Enquanto o sistema de "saidinha" tenta ressocializar detentos, a reincidência criminal e as falhas na fiscalização levantam questionamentos
A 'saidinha' temporária: entre a promessa de reintegração e a realidade da reincidência criminal nas ruas da Baixada Santista. |
A cada data programada pela justiça, o ritual se repete: centenas de presos ganham o benefício da chamada "saidinha" temporária, uma concessão prevista na legislação penal brasileira (ou não) com a nobre intenção de promover a reintegração social. Contudo, o que se vê nas manchetes policiais, principalmente nas regiões urbanas do estado de São Paulo, como a Baixada Santista, é um verdadeiro desfile de fugitivos que aproveitam a oportunidade não para visitar suas famílias ou refletir sobre seus atos, mas para retomar antigas atividades ilícitas.
No último feriado, mais de 700 presos "esqueceram" de voltar para as celas, e o número só cresce. A pergunta que fica no ar é: até quando vamos confundir ressocialização com concessão de impunidade? Enquanto o governo e o sistema judiciário insistem em exaltar as virtudes da medida, as ruas enfrentam uma nova onda de crimes cometidos por quem deveria estar sob vigilância ou, no mínimo, cumprindo sua pena integralmente.
A premissa por trás da "saidinha" temporária é, no papel, irrefutável: permitir que os presos em regime semiaberto possam gradualmente se reinserir na sociedade. O contato com a família, a breve convivência fora do cárcere, tudo parece ideal para reaproximar o detento de uma vida fora do crime. Na prática, porém, o que temos é um cenário onde o Estado perde completamente o controle sobre esses indivíduos.
É no mínimo curioso – ou trágico, dependendo da sua perspectiva – que o sistema carcerário brasileiro, já incapaz de garantir condições mínimas de dignidade para os que estão presos, pretenda, sem qualquer estrutura adequada, monitorar mais de 30 mil detentos anualmente que saem temporariamente de suas celas. Uma logística falha, que se reflete nos índices crescentes de reincidência. A matemática do caos é simples: quanto mais saidinhas, mais crimes nas ruas.
A Baixada Santista, por exemplo, se vê refém dessa política de portas giratórias. Cidades como Santos, Guarujá e Praia Grande, com elevados índices de criminalidade, enfrentam o agravamento da situação durante as tais saídas, quando criminosos que deveriam estar sendo vigiados, voltam a atuar nas margens da lei, em um ciclo que parece interminável.
Se a "saidinha" realmente ressocializa, por que então tantos aproveitam o benefício para desaparecer? Será que a falha está na concepção da medida ou na execução? Fato é que os números não mentem: segundo os dados mais recentes, 206 detentos foram recapturados apenas no último fim de semana, somando 769 desde o início das saídas temporárias. Isso levanta uma questão: quantos ainda estão à solta?
A crítica ao sistema não é novidade, e soluções parecem não existir. De um lado, o governo defende a medida, argumentando que a maioria dos beneficiados cumpre a sua parte do acordo e retorna voluntariamente ao sistema prisional.

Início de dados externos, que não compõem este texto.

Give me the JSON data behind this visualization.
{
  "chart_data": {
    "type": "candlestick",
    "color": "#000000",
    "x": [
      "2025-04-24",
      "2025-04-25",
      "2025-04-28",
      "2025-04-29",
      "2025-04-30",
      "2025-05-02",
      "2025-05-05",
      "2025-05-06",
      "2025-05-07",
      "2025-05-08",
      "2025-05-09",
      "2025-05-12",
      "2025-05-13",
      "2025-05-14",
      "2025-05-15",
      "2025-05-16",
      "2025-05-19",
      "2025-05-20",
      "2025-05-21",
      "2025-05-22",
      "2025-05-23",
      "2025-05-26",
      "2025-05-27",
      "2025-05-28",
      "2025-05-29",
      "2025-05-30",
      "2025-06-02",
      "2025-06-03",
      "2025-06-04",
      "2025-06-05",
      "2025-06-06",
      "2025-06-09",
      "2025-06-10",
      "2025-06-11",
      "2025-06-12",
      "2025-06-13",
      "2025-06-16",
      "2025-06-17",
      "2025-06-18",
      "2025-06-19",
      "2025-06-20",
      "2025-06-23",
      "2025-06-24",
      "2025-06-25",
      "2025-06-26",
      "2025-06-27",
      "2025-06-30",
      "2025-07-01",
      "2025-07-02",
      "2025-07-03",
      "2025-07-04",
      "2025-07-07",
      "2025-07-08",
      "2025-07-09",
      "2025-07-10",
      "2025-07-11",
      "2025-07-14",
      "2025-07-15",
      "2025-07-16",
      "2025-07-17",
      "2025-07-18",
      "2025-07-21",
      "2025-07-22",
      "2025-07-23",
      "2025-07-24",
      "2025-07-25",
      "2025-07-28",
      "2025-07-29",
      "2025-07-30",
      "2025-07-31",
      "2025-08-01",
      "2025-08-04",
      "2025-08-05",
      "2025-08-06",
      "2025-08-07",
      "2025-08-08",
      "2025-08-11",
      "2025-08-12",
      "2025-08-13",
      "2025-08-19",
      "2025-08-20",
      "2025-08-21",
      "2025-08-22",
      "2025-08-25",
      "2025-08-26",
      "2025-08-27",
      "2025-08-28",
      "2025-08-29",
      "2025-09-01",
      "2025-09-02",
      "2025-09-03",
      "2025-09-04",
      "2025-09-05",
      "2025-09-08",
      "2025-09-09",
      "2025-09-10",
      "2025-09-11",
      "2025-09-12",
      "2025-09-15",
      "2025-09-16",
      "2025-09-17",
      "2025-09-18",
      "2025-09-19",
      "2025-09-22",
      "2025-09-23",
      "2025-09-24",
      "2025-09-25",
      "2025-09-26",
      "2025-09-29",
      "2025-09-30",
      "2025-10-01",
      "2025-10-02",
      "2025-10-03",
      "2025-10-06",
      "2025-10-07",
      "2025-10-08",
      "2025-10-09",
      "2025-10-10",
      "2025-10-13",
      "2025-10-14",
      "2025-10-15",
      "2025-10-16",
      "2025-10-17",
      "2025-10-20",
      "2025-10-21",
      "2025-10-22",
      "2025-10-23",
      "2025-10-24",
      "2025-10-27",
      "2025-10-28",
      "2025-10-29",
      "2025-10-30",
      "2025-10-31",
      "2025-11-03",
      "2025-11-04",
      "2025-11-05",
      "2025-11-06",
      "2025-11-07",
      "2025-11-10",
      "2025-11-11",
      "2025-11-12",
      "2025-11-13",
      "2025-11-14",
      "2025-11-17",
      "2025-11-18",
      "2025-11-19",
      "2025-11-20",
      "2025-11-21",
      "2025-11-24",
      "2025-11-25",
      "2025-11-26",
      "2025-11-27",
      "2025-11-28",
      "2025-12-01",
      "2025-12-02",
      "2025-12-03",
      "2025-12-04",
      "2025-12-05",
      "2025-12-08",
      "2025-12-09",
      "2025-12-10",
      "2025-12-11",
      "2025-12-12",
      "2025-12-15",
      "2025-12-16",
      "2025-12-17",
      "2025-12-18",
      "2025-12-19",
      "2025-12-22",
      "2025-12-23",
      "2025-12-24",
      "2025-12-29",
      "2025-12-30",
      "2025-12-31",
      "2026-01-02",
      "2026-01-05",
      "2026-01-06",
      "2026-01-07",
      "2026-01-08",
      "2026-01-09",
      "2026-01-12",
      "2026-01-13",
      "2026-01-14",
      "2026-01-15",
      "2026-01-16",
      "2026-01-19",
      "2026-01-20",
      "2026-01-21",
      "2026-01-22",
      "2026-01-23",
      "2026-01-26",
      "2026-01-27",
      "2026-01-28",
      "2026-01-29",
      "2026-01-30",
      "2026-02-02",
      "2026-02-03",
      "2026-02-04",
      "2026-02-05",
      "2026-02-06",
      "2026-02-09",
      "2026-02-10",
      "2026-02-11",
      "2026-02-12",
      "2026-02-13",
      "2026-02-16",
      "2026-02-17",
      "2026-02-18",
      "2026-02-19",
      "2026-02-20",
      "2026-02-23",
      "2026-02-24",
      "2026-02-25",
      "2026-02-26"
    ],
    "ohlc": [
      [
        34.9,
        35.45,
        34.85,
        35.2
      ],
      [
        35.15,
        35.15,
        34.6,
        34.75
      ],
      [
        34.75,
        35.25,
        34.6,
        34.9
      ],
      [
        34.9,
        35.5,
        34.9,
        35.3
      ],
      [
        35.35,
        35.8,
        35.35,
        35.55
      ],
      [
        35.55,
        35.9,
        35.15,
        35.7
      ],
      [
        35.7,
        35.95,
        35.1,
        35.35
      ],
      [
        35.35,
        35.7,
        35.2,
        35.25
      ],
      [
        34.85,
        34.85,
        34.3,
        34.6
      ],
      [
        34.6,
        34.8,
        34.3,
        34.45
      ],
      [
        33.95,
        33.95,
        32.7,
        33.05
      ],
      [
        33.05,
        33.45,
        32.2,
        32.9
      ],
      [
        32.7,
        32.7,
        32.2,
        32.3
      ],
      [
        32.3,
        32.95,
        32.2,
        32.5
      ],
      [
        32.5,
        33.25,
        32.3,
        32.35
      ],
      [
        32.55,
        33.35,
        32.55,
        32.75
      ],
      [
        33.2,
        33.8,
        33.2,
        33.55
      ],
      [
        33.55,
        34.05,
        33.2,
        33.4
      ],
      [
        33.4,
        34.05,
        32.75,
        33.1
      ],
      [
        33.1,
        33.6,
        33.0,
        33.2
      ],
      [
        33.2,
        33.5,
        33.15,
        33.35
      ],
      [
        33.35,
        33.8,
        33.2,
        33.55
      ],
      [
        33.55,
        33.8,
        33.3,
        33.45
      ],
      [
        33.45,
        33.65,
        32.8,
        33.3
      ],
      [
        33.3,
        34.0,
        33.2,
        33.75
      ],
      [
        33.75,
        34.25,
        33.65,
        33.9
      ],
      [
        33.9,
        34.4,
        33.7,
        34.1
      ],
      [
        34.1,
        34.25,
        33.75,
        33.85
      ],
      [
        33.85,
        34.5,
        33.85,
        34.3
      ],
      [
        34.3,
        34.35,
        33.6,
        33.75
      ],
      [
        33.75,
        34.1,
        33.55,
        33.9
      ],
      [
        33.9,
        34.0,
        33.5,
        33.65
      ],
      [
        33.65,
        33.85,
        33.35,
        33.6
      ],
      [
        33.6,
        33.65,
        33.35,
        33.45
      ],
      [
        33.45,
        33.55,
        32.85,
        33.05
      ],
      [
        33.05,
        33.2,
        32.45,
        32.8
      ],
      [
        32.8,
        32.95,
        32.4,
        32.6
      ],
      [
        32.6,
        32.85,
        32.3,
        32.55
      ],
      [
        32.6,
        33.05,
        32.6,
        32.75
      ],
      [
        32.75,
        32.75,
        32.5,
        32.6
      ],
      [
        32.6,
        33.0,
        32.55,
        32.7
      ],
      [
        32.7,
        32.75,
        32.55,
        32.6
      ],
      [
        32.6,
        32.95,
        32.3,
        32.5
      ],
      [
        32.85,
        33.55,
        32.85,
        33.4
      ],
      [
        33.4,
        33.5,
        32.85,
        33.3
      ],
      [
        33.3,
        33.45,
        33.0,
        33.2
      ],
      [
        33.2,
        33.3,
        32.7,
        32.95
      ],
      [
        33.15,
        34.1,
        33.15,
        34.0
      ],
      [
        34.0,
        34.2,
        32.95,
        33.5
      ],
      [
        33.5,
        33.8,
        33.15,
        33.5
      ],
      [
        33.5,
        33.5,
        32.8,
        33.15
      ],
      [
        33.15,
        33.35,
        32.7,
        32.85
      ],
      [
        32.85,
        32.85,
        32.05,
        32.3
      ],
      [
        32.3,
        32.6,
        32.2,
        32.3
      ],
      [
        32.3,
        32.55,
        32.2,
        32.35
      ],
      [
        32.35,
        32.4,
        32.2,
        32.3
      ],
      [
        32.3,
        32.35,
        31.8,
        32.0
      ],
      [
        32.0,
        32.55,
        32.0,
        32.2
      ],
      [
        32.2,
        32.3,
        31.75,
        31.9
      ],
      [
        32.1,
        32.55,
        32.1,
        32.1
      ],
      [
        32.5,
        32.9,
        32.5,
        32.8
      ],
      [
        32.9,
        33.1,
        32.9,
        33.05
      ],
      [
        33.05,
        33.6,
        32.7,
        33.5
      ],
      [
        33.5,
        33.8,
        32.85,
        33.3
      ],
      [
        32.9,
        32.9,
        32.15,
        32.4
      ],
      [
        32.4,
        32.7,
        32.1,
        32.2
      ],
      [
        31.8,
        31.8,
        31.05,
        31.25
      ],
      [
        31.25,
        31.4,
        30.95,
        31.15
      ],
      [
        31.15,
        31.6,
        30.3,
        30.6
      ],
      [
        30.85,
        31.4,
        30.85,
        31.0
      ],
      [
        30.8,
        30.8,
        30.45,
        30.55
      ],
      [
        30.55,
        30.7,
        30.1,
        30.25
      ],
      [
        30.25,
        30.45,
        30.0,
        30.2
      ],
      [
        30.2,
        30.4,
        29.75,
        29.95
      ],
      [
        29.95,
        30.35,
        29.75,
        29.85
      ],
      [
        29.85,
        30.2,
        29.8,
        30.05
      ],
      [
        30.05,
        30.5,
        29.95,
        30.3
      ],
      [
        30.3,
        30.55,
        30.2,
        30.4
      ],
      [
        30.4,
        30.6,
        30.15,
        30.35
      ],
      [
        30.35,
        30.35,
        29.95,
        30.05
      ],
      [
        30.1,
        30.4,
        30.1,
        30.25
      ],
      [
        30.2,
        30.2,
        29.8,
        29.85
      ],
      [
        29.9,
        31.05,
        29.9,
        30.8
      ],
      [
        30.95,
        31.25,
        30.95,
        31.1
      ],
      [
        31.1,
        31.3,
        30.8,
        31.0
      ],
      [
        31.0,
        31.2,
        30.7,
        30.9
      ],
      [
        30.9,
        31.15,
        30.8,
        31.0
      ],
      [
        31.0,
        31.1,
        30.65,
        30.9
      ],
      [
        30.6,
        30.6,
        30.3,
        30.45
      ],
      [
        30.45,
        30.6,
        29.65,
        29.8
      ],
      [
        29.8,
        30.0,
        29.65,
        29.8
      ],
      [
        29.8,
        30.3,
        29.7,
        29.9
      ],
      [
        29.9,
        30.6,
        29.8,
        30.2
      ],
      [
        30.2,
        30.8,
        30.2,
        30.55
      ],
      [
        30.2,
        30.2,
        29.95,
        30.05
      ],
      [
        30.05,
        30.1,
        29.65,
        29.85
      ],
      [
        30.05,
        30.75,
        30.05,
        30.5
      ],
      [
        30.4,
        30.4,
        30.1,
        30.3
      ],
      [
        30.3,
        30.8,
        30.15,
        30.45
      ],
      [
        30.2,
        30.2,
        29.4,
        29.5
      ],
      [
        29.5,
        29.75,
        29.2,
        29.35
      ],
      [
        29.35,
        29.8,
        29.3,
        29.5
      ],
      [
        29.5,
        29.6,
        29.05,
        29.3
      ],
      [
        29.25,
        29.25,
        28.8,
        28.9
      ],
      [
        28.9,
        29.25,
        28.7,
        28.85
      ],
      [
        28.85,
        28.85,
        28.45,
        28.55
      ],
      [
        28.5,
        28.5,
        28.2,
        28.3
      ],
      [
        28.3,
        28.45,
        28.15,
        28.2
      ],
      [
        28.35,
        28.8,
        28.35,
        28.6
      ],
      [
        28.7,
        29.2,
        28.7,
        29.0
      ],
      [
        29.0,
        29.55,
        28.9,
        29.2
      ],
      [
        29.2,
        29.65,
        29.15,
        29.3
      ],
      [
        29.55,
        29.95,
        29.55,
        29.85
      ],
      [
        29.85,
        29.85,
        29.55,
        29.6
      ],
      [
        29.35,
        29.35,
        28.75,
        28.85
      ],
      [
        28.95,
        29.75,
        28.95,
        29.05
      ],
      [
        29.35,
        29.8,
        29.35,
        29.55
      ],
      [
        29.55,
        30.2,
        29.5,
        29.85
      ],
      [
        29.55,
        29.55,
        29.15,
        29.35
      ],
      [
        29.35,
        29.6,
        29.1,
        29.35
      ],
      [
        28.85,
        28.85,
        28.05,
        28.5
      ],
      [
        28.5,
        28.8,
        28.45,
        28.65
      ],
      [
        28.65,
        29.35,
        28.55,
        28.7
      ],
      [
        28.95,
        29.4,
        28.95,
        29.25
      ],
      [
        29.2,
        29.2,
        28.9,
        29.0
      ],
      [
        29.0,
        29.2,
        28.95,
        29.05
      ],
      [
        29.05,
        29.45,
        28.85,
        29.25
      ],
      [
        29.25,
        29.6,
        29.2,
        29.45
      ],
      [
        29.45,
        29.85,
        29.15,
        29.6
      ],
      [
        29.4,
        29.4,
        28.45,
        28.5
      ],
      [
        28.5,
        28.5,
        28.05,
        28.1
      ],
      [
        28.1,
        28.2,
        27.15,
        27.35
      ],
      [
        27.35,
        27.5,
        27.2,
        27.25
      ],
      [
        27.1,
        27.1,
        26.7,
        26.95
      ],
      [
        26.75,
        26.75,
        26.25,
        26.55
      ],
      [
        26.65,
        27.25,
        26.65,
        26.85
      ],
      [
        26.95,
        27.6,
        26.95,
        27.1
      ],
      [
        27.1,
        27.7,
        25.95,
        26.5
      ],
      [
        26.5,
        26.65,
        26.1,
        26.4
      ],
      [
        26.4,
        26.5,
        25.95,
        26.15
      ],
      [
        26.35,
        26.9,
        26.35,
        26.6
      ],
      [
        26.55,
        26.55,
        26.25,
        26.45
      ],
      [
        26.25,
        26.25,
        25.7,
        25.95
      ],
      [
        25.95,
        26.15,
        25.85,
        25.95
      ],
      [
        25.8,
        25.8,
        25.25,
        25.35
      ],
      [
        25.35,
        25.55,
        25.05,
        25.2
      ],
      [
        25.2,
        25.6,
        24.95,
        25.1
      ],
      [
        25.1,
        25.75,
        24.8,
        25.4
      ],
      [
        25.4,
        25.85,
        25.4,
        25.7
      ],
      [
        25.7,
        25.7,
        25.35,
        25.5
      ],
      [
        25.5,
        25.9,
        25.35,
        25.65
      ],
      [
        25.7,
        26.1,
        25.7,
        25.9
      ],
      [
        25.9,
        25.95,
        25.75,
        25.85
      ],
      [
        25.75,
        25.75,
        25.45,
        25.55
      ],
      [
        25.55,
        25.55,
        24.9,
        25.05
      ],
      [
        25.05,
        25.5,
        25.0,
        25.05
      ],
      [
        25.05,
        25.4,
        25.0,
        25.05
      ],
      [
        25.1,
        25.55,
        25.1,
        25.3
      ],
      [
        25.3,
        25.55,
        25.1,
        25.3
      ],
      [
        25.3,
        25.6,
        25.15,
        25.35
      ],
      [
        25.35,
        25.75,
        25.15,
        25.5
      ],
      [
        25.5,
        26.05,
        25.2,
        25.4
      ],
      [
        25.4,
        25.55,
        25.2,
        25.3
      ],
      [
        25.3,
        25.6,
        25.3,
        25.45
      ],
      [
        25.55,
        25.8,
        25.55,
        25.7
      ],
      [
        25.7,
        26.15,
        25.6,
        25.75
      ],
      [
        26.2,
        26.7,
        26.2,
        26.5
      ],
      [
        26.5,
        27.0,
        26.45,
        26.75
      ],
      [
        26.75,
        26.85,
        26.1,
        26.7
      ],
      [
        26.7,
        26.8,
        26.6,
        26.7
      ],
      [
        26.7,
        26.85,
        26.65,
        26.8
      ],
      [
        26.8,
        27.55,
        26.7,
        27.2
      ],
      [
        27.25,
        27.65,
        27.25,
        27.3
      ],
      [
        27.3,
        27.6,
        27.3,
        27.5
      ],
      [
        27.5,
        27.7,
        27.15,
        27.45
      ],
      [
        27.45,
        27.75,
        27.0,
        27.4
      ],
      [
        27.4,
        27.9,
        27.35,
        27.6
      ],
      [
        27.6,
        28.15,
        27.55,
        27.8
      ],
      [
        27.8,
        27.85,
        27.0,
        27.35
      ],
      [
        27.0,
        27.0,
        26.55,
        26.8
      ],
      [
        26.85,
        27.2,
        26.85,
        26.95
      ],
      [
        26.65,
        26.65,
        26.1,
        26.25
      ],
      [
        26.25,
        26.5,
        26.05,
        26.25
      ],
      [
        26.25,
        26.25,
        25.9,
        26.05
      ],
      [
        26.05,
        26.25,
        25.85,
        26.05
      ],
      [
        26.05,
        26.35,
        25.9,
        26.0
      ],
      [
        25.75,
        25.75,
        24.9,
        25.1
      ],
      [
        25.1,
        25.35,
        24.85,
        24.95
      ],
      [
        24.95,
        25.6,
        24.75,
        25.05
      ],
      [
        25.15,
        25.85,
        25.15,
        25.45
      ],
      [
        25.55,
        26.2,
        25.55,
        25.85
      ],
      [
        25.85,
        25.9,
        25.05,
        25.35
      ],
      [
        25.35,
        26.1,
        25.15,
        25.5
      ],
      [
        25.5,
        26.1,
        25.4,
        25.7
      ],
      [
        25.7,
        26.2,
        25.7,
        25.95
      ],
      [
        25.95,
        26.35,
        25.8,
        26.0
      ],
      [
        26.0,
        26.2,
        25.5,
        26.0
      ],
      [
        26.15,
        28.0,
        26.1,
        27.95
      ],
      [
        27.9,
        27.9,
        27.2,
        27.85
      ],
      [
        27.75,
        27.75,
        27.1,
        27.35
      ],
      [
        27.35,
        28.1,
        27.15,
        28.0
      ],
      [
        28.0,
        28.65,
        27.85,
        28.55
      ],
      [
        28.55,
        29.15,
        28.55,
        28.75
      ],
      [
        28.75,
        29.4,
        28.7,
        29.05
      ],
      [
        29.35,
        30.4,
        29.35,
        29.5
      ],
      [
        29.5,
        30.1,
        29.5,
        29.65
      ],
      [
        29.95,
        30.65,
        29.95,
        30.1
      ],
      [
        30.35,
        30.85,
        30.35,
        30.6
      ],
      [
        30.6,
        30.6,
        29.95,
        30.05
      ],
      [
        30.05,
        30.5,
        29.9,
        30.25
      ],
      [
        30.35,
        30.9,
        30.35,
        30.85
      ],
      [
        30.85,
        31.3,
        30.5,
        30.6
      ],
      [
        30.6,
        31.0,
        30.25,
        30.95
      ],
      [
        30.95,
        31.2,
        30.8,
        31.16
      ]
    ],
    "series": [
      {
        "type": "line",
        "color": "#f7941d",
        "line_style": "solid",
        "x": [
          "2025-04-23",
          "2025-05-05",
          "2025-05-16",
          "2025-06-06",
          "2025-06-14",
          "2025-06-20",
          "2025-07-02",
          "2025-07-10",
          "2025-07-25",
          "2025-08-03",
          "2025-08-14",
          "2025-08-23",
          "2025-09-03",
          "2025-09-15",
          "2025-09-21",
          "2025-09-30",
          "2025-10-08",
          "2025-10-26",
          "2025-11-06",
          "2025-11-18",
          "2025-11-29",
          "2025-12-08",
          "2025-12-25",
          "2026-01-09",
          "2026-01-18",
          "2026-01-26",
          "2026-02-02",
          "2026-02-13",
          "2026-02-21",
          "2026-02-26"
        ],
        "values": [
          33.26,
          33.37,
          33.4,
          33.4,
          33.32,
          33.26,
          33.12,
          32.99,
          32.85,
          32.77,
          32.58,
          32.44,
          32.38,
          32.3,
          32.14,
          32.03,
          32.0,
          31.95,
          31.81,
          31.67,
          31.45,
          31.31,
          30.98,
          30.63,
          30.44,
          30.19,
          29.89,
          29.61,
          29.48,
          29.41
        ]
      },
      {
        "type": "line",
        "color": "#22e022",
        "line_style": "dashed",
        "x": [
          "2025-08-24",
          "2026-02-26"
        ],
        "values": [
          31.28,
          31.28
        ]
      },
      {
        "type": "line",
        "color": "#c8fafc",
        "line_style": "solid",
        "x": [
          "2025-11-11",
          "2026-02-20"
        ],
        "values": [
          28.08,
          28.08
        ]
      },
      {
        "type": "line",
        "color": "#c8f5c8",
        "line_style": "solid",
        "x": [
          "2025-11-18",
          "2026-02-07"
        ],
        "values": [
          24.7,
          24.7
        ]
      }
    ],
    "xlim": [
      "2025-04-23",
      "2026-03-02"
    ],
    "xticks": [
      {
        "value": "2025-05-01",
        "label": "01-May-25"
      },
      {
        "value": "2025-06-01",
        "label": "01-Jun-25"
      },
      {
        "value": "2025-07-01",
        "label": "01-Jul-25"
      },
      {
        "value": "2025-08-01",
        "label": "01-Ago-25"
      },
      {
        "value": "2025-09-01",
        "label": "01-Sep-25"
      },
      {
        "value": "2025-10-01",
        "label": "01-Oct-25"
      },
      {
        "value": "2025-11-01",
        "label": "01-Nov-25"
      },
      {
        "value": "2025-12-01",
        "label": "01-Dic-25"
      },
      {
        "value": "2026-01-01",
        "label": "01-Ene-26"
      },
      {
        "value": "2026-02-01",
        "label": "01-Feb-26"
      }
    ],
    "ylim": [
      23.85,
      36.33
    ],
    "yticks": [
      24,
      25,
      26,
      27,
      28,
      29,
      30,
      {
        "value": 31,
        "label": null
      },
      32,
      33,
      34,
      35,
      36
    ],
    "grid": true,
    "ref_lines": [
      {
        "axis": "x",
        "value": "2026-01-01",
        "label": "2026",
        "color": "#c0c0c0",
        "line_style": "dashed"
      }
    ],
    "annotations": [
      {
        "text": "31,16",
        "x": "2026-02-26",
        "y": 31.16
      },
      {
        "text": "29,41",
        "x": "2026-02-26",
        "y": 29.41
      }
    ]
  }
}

Do outro, a população – especialmente aquela que vive em áreas vulneráveis como a Baixada Santista – observa com crescente desconfiança essa política, que parece, no mínimo, contraproducente. Afinal, que tipo de segurança pública é essa que libera milhares de criminosos para uma "folga" sem qualquer garantia de que retornarão?
A ressocialização de detentos deveria ser uma prioridade em qualquer sociedade civilizada. Contudo, sem um sistema de fiscalização eficiente, sem políticas de acompanhamento que assegurem a reintegração efetiva desses indivíduos, a "saidinha" é apenas um sintoma de uma política penal falida.
O colapso do sistema carcerário brasileiro é evidente. Superlotação, condições sub-humanas e a absoluta falta de investimento em programas de reabilitação fazem da prisão uma escola do crime, onde a ressocialização é a exceção, e a reincidência, a regra. E nesse cenário, as "saidinhas" são o momento perfeito para que os condenados ampliem seus horizontes criminosos.
Enquanto isso, a sociedade civil, atônita, questiona-se: qual será o próximo capítulo dessa tragédia já anunciada? Seremos eternamente reféns de uma política que, ao invés de diminuir a criminalidade, parece apenas pavimentar o caminho para a próxima onda de violência?